Mr. Weber conceded that the statement ''was not an accord, you might even call it a discord.'' Consequently, the regents voted to table the measure until their next meeting in January.
Robert O'Neil, president of the University of Wisconsin, has been floating a similar idea there, but the faculty appears to be adamantly opposed. ''We think we already have ways to discontinue programs without declaring them superfluous and laying off tenured faculty. What faculty members are worried about in this regard is the possibility that the regents could hunt out and eliminate unpopular or controversial programs,'' Mr. Bunn explains.
The discussions on program discontinuance are more heated because that policy represents a fundamental modification in the historical tenure contract. The administration favors such a policy, says Mr. Volsky, because it would allow a university to keep pace with a dynamic intellectual environment when the number of faculty and the size of the student body is fixed.

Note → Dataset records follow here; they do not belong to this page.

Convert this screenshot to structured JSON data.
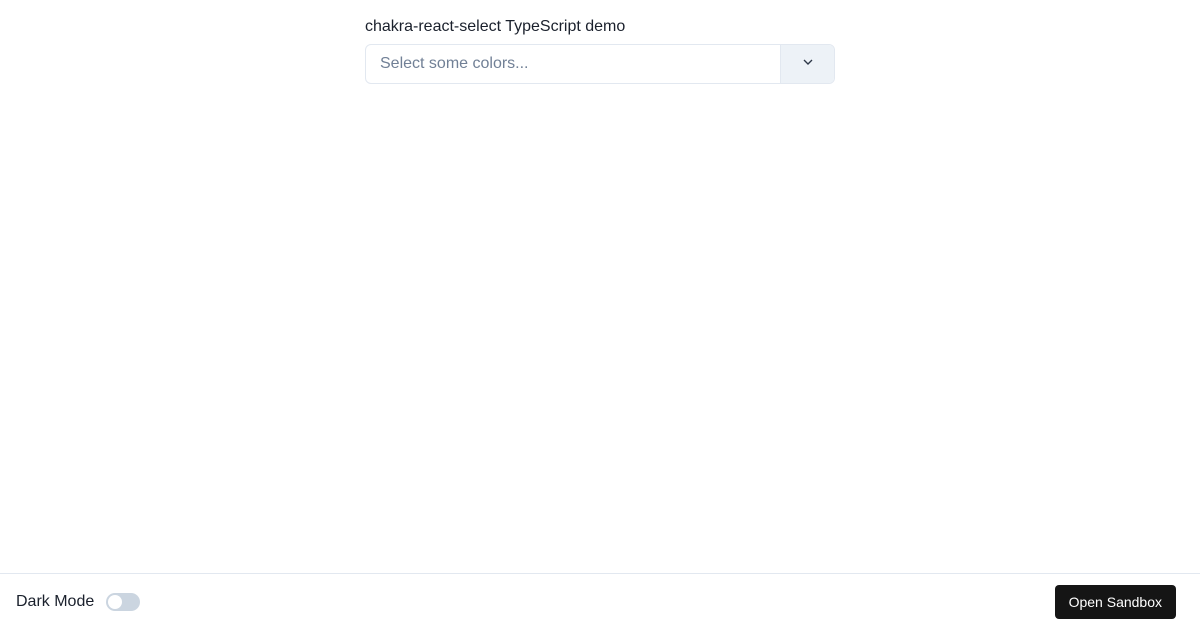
{
  "form": {
    "label": "chakra-react-select TypeScript demo",
    "select": {
      "placeholder": "Select some colors...",
      "value": null
    }
  },
  "footer": {
    "dark_mode_label": "Dark Mode",
    "dark_mode_enabled": false,
    "open_sandbox_label": "Open Sandbox"
  },
  "colors": {
    "border": "#e2e8f0",
    "placeholder": "#718096",
    "indicator_bg": "#edf2f7",
    "toggle_bg": "#cbd5e0",
    "button_bg": "#151515"
  }
}
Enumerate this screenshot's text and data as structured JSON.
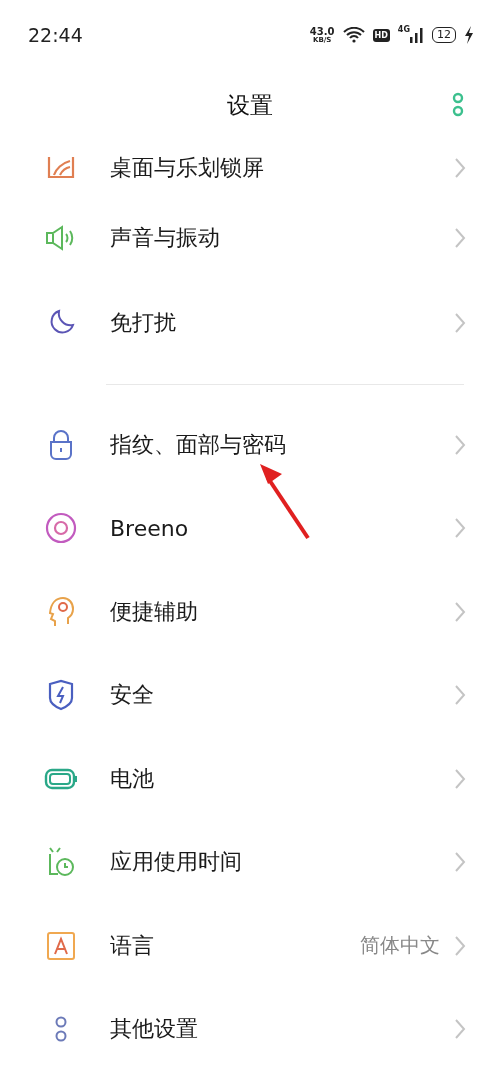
{
  "status_bar": {
    "time": "22:44",
    "speed": "43.0",
    "speed_unit": "KB/S",
    "hd_badge": "HD",
    "network": "4G",
    "battery": "12"
  },
  "header": {
    "title": "设置"
  },
  "groups": [
    {
      "items": [
        {
          "label": "桌面与乐划锁屏"
        },
        {
          "label": "声音与振动"
        },
        {
          "label": "免打扰"
        }
      ]
    },
    {
      "items": [
        {
          "label": "指纹、面部与密码"
        },
        {
          "label": "Breeno"
        },
        {
          "label": "便捷辅助"
        },
        {
          "label": "安全"
        },
        {
          "label": "电池"
        },
        {
          "label": "应用使用时间"
        },
        {
          "label": "语言",
          "value": "简体中文"
        },
        {
          "label": "其他设置"
        }
      ]
    }
  ]
}
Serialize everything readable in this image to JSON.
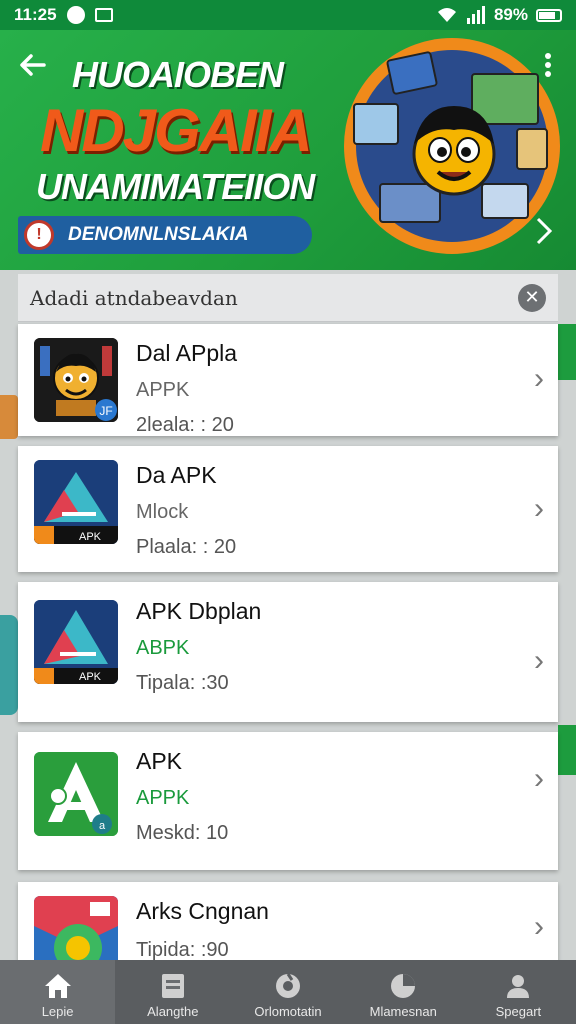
{
  "status_bar": {
    "time": "11:25",
    "battery": "89%"
  },
  "banner": {
    "line1": "HUOAIOBEN",
    "line2": "NDJGAIIA",
    "line3": "UNAMIMATEIION",
    "pill_text": "DENOMNLNSLAKIA"
  },
  "filter": {
    "text": "Adadi atndabeavdan"
  },
  "apps": [
    {
      "name": "Dal APpla",
      "sub": "APPK",
      "meta": "2leala: : 20"
    },
    {
      "name": "Da APK",
      "sub": "Mlock",
      "meta": "Plaala: : 20"
    },
    {
      "name": "APK Dbplan",
      "sub": "ABPK",
      "meta": "Tipala: :30"
    },
    {
      "name": "APK",
      "sub": "APPK",
      "meta": "Meskd:  10"
    },
    {
      "name": "Arks Cngnan",
      "sub": "",
      "meta": "Tipida: :90"
    }
  ],
  "nav": [
    {
      "label": "Lepie",
      "icon": "home-icon"
    },
    {
      "label": "Alangthe",
      "icon": "document-icon"
    },
    {
      "label": "Orlomotatin",
      "icon": "settings-icon"
    },
    {
      "label": "Mlamesnan",
      "icon": "chart-icon"
    },
    {
      "label": "Spegart",
      "icon": "person-icon"
    }
  ],
  "colors": {
    "primary_green": "#1f9e3c",
    "accent_orange": "#f05a1a",
    "pill_blue": "#1f5fa0",
    "nav_bg": "#5a5d60"
  }
}
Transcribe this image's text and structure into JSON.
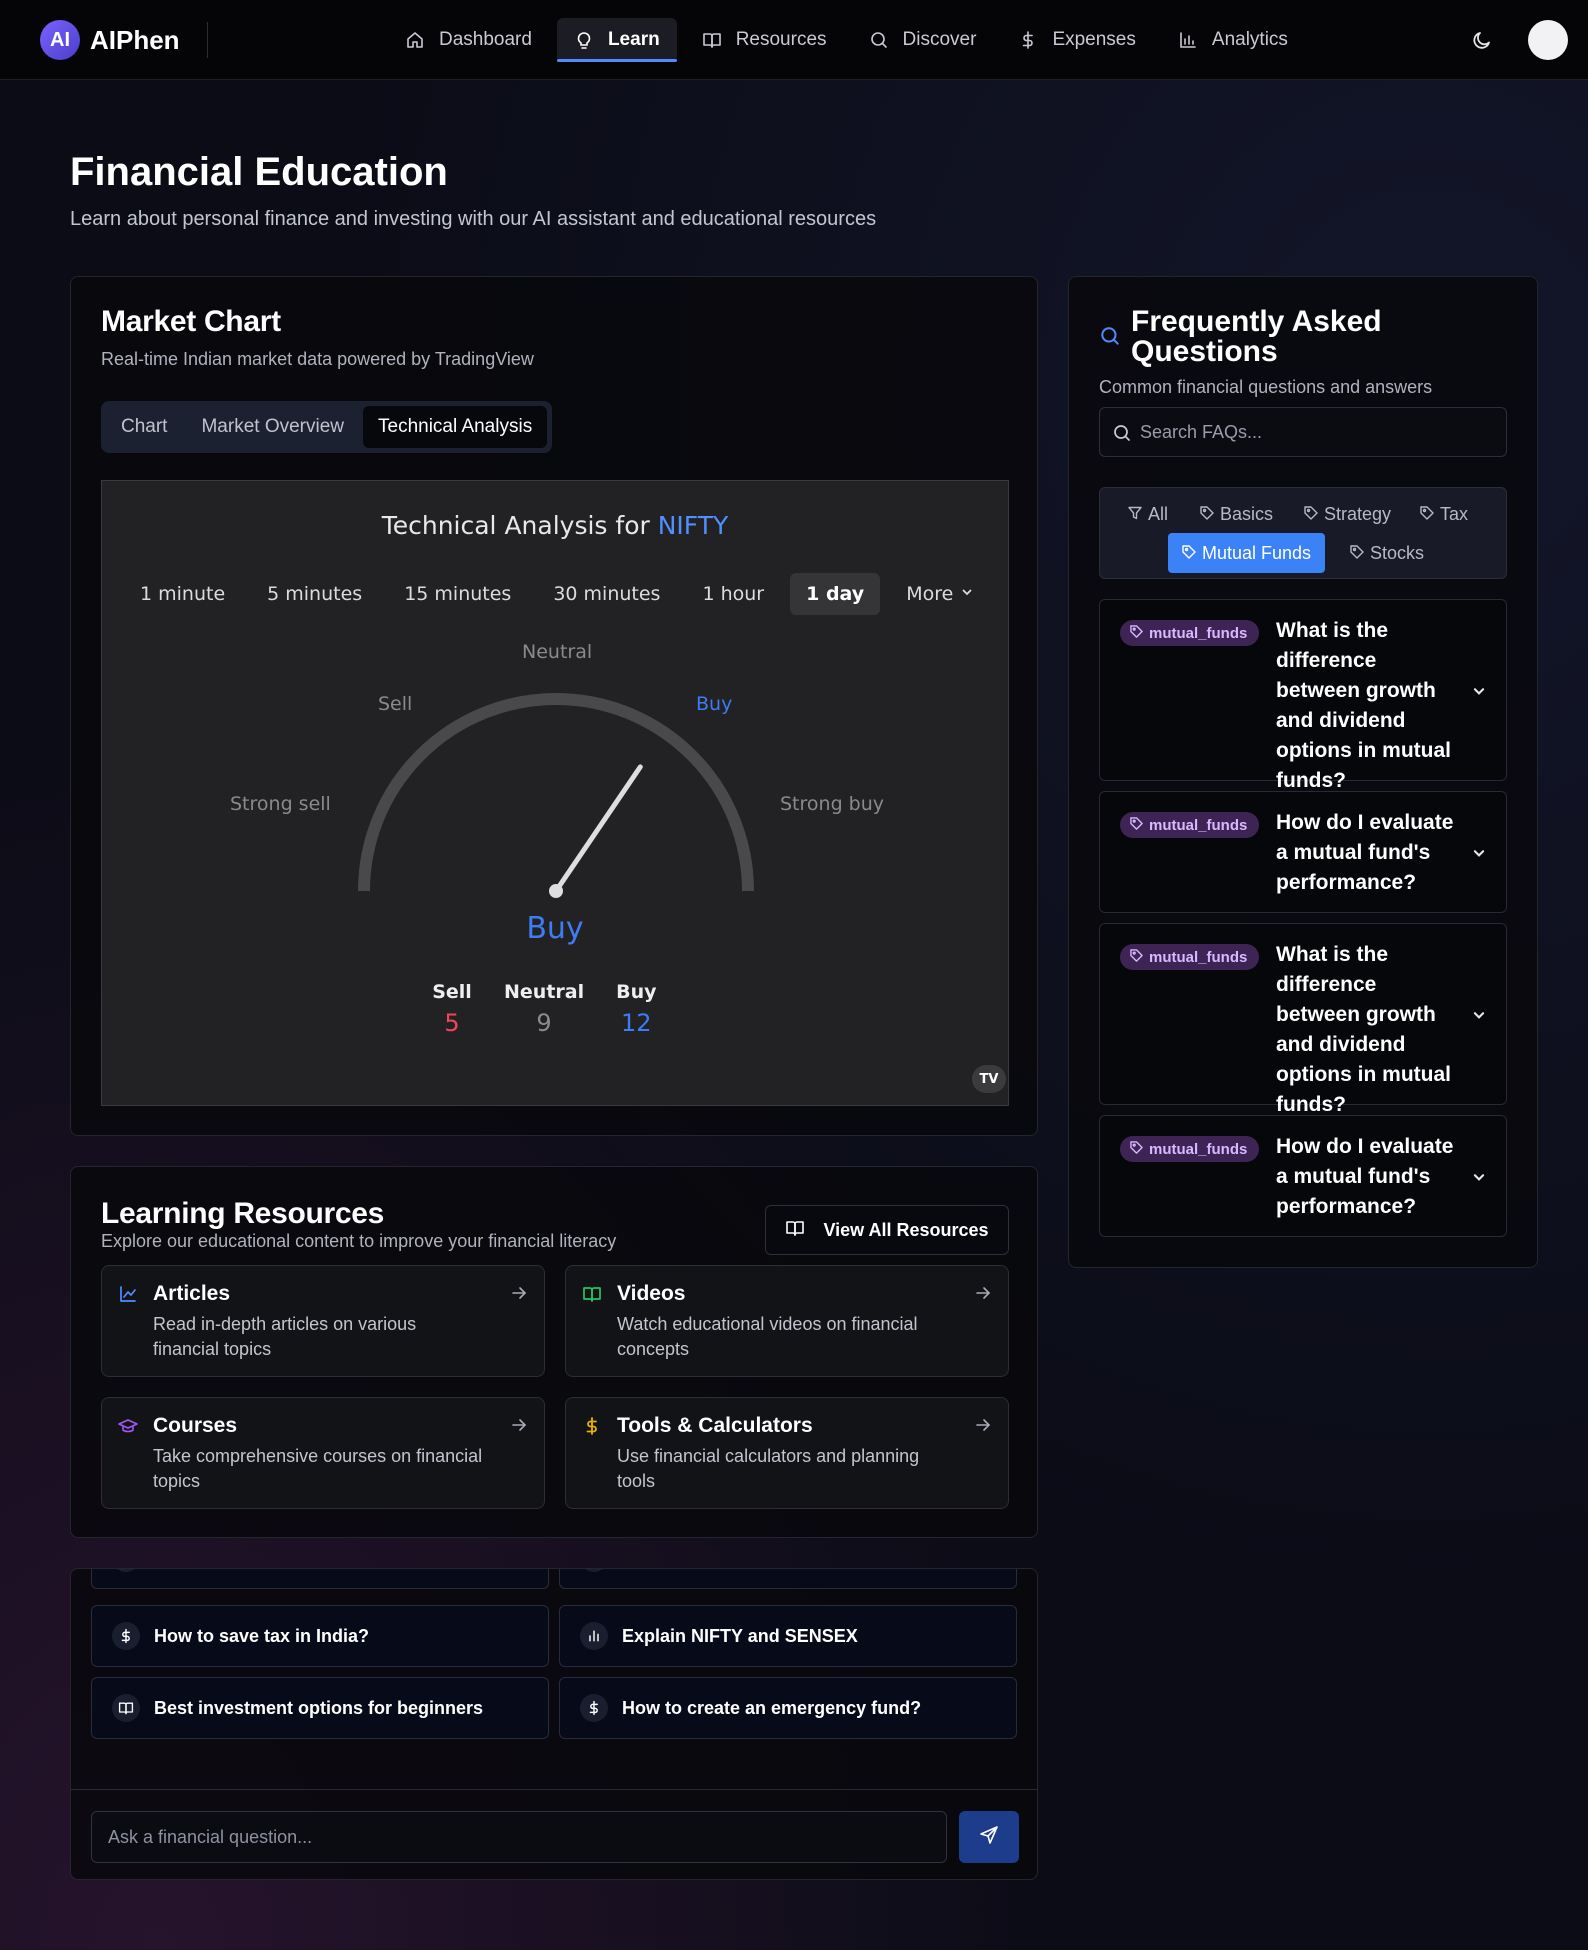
{
  "brand": {
    "logo_text": "AI",
    "name": "AIPhen"
  },
  "nav": {
    "items": [
      {
        "label": "Dashboard",
        "icon": "home-icon"
      },
      {
        "label": "Learn",
        "icon": "lightbulb-icon",
        "active": true
      },
      {
        "label": "Resources",
        "icon": "book-icon"
      },
      {
        "label": "Discover",
        "icon": "search-icon"
      },
      {
        "label": "Expenses",
        "icon": "dollar-icon"
      },
      {
        "label": "Analytics",
        "icon": "bar-chart-icon"
      }
    ],
    "theme_toggle_icon": "moon-icon"
  },
  "page": {
    "title": "Financial Education",
    "subtitle": "Learn about personal finance and investing with our AI assistant and educational resources"
  },
  "market": {
    "title": "Market Chart",
    "description": "Real-time Indian market data powered by TradingView",
    "tabs": [
      "Chart",
      "Market Overview",
      "Technical Analysis"
    ],
    "active_tab": "Technical Analysis",
    "widget": {
      "title_prefix": "Technical Analysis for",
      "symbol": "NIFTY",
      "intervals": [
        "1 minute",
        "5 minutes",
        "15 minutes",
        "30 minutes",
        "1 hour",
        "1 day"
      ],
      "active_interval": "1 day",
      "more_label": "More",
      "gauge_labels": {
        "strong_sell": "Strong sell",
        "sell": "Sell",
        "neutral": "Neutral",
        "buy": "Buy",
        "strong_buy": "Strong buy"
      },
      "gauge_value": 0.69,
      "verdict": "Buy",
      "counts": {
        "sell_label": "Sell",
        "sell": "5",
        "neutral_label": "Neutral",
        "neutral": "9",
        "buy_label": "Buy",
        "buy": "12"
      },
      "logo_text": "TV",
      "colors": {
        "buy": "#3d7cf2",
        "sell": "#f0455a",
        "neutral": "#8b8b8f"
      }
    }
  },
  "learning": {
    "title": "Learning Resources",
    "description": "Explore our educational content to improve your financial literacy",
    "view_all_label": "View All Resources",
    "resources": [
      {
        "title": "Articles",
        "description": "Read in-depth articles on various financial topics",
        "icon": "line-chart-icon",
        "color": "#4f8cff"
      },
      {
        "title": "Videos",
        "description": "Watch educational videos on financial concepts",
        "icon": "book-open-icon",
        "color": "#22c55e"
      },
      {
        "title": "Courses",
        "description": "Take comprehensive courses on financial topics",
        "icon": "graduation-cap-icon",
        "color": "#a855f7"
      },
      {
        "title": "Tools & Calculators",
        "description": "Use financial calculators and planning tools",
        "icon": "dollar-icon",
        "color": "#eab308"
      }
    ]
  },
  "assistant": {
    "suggestions": [
      {
        "text": "How to save tax in India?",
        "icon": "dollar-icon"
      },
      {
        "text": "Explain NIFTY and SENSEX",
        "icon": "bar-chart-icon"
      },
      {
        "text": "Best investment options for beginners",
        "icon": "book-open-icon"
      },
      {
        "text": "How to create an emergency fund?",
        "icon": "dollar-icon"
      }
    ],
    "input_placeholder": "Ask a financial question...",
    "send_icon": "send-icon"
  },
  "faq": {
    "title": "Frequently Asked Questions",
    "description": "Common financial questions and answers",
    "search_placeholder": "Search FAQs...",
    "filters": [
      "All",
      "Basics",
      "Strategy",
      "Tax",
      "Mutual Funds",
      "Stocks"
    ],
    "active_filter": "Mutual Funds",
    "items": [
      {
        "tag": "mutual_funds",
        "question": "What is the difference between growth and dividend options in mutual funds?"
      },
      {
        "tag": "mutual_funds",
        "question": "How do I evaluate a mutual fund's performance?"
      },
      {
        "tag": "mutual_funds",
        "question": "What is the difference between growth and dividend options in mutual funds?"
      },
      {
        "tag": "mutual_funds",
        "question": "How do I evaluate a mutual fund's performance?"
      }
    ]
  }
}
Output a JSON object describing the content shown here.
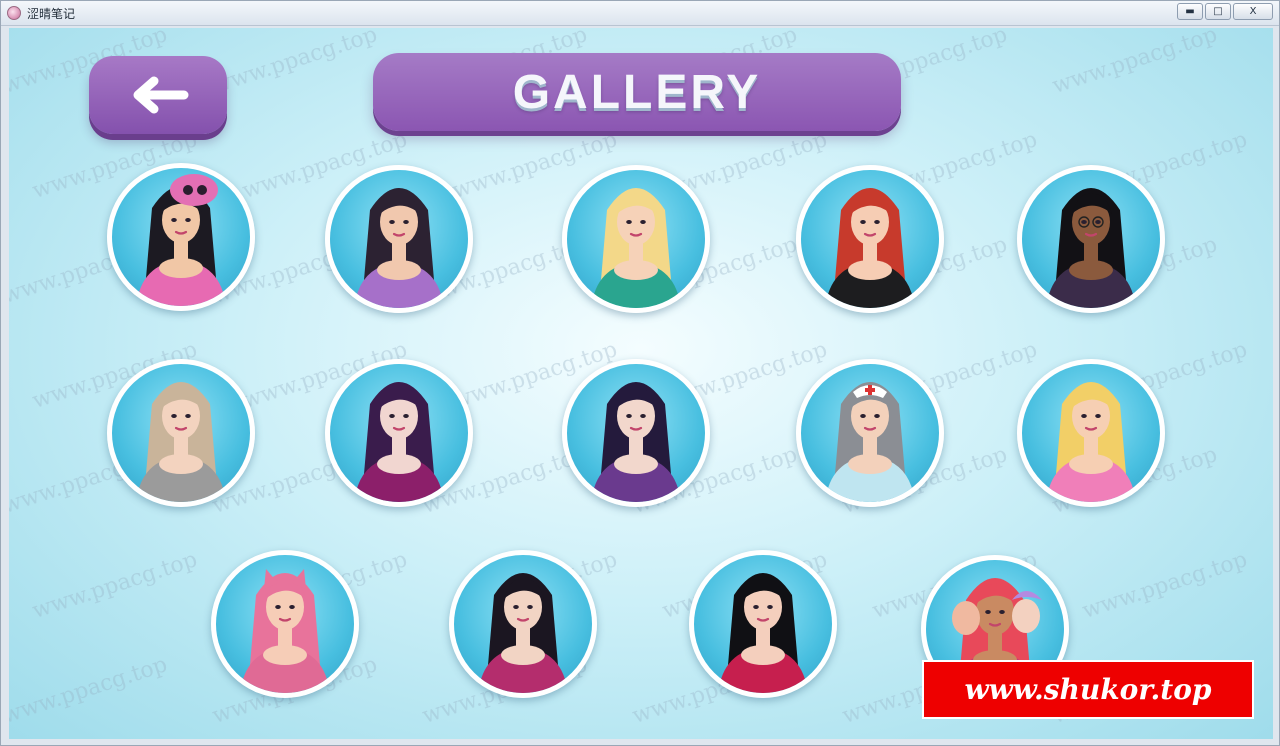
{
  "window": {
    "title": "涩晴笔记",
    "buttons": {
      "minimize": "▬",
      "maximize": "□",
      "close": "X"
    }
  },
  "screen": {
    "title": "GALLERY",
    "back_icon": "left-arrow-icon"
  },
  "watermark_text": "www.ppacg.top",
  "characters": [
    {
      "id": 1,
      "hair": "#1c1a22",
      "skin": "#f1c7a6",
      "outfit": "#e76ab2",
      "accessory": "skull-hat"
    },
    {
      "id": 2,
      "hair": "#2c2232",
      "skin": "#f1c8ae",
      "outfit": "#a670c9",
      "accessory": ""
    },
    {
      "id": 3,
      "hair": "#f3d889",
      "skin": "#f6d2b8",
      "outfit": "#2aa58f",
      "accessory": ""
    },
    {
      "id": 4,
      "hair": "#c73a2c",
      "skin": "#f6cdb4",
      "outfit": "#1d1d1f",
      "accessory": ""
    },
    {
      "id": 5,
      "hair": "#121115",
      "skin": "#8b5a3d",
      "outfit": "#3b2c4a",
      "accessory": "glasses"
    },
    {
      "id": 6,
      "hair": "#c9b49a",
      "skin": "#f3d3bf",
      "outfit": "#9b9b9b",
      "accessory": ""
    },
    {
      "id": 7,
      "hair": "#3a1c4c",
      "skin": "#f1d6d0",
      "outfit": "#8c1f6a",
      "accessory": ""
    },
    {
      "id": 8,
      "hair": "#241a3c",
      "skin": "#f2d7cc",
      "outfit": "#6a3a8e",
      "accessory": ""
    },
    {
      "id": 9,
      "hair": "#8b8e94",
      "skin": "#f3d1bb",
      "outfit": "#bfe5f0",
      "accessory": "nurse-cap"
    },
    {
      "id": 10,
      "hair": "#f2cf67",
      "skin": "#f6cfb3",
      "outfit": "#f07fb9",
      "accessory": ""
    },
    {
      "id": 11,
      "hair": "#e8739b",
      "skin": "#f6cdb7",
      "outfit": "#e06a95",
      "accessory": "cat-ears"
    },
    {
      "id": 12,
      "hair": "#1b1621",
      "skin": "#f2d4c4",
      "outfit": "#b42d6d",
      "accessory": ""
    },
    {
      "id": 13,
      "hair": "#101014",
      "skin": "#f4cfbd",
      "outfit": "#c61f4e",
      "accessory": ""
    },
    {
      "id": 14,
      "hair": "#e8495a",
      "skin": "#c98a62",
      "outfit": "#c03d78",
      "accessory": "group"
    }
  ],
  "promo": {
    "text": "www.shukor.top"
  }
}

In the past, universities could respond to the latest scientific and intellectual trends by adding new faculty members. However, fiscal limitations and the prospect of radically dropping enrollments no longer make this possible. (Experts generally anticipate a 15 percent drop in enrollment by the mid-1990s because of the declining number of 18- to 22-year-olds). Thus, universities are being forced to develop methods to phase out weak programs so that they can add or expand in the newer, more exciting fields of study. This is also considered essential for creating openings for young teachers and researchers in increasingly top-heavy institutions such as CU.
''We have the lead on this, but I expect a number of other universities will soon be taking similar steps,'' says Volsky.